Abstract 1828

Introduction. iNO is a very useful therapy for newborn infants with persistent pulmonary hypertension. However, if NO fails, ECMO is still an ultimate therapy for these patients. It is unknown what influence this iNO pretreatment might have on the ECMO course. Therefore, in this retrospective study we evaluated whether iNO pretreatment will result in a more complicated ECMO course.

Methods. Between 1992 and 1997 after exclusion of newborns with congenital diaphragmatic hernia, 59 newborns who were treated with ECMO were evaluated. Twenty-five newborns (GA 39.0 ± 2.4 wk, BW 3422 ± 586 g) were pretreated with iNO (NO group) and thirty-four newborns (GA 39.3 ± 2.5 wk, BW 3392 ± 626 g) were not treated with iNO (control group). The following variables were collected: primary diagnosis, lowest arterial pO2 and O2 saturation before ECMO, maximum AaDO2, postnatal age at starting ECMO, ECMO duration, drug treatment and complications during ECMO.
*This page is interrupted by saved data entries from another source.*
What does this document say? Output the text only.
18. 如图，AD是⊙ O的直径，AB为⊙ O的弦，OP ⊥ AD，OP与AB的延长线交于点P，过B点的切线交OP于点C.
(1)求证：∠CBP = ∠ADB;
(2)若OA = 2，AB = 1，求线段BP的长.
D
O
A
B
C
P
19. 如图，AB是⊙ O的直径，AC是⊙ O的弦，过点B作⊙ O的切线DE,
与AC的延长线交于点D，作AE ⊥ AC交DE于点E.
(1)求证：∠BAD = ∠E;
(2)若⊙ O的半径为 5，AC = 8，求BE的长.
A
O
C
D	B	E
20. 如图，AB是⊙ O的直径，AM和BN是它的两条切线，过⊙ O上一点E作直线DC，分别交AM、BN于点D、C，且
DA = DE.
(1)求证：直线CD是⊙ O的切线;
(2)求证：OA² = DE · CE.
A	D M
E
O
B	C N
Results. There were no differences in GA, BW, primary diagnosis between the NO group and the control group. The postnatal age at starting ECMO was 59.3 ± 67.7 h in the NO group and 52.6 ± 62.6 h in the control group (p = 0.70). The ECMO duration was 173.2 ± 51.8 h in the NO group and 154.8 ± 73.5 h in the control group. However, stepwise regression analysis showed that the longer mean ECMO duration in the NO group was not related to the iNO pretreatment, but to the higher postnatal age in the NO group. There was a strong positive relationship between ECMO duration and postnatal age at starting ECMO. There were no statistical significant differences in the lowest arterial O2 saturation, the lowest arterial pO2 and the maximum AaDO2 before ECMO. A significantly more frequent use of epinephrine was found in the NO group (20% vs. 3% in the control group). The use of epinephrine is strongly related to the longer ECMO duration. In the NO group clot formation and/or disseminated intravascular coagulation (DIC) occurred more frequently (68 times vs. 26 times in the control group, p = 0.001). After correction for the primary diagnosis and ECMO duration the odds ratio for clot formation and/or DIC in the NO group was 5.9 (95% CI 1.7 - 20.4). There was no significant differences in the occurrence of hemorrhage between both groups, but after correction for primary diagnosis, medication and ECMO duration the odds ratio for hemorrhage in the NO group was 3.2 (95% CI 0.5 - 22.1).

Conclusion. The ECMO duration is positively correlated with the postnatal age at starting ECMO. The chance of the occurrence of clot formation and/or DIC during ECMO is higher after iNO pretreatment. iNO pretreatment resulted also in a higher need for circulatory support with epinephrine.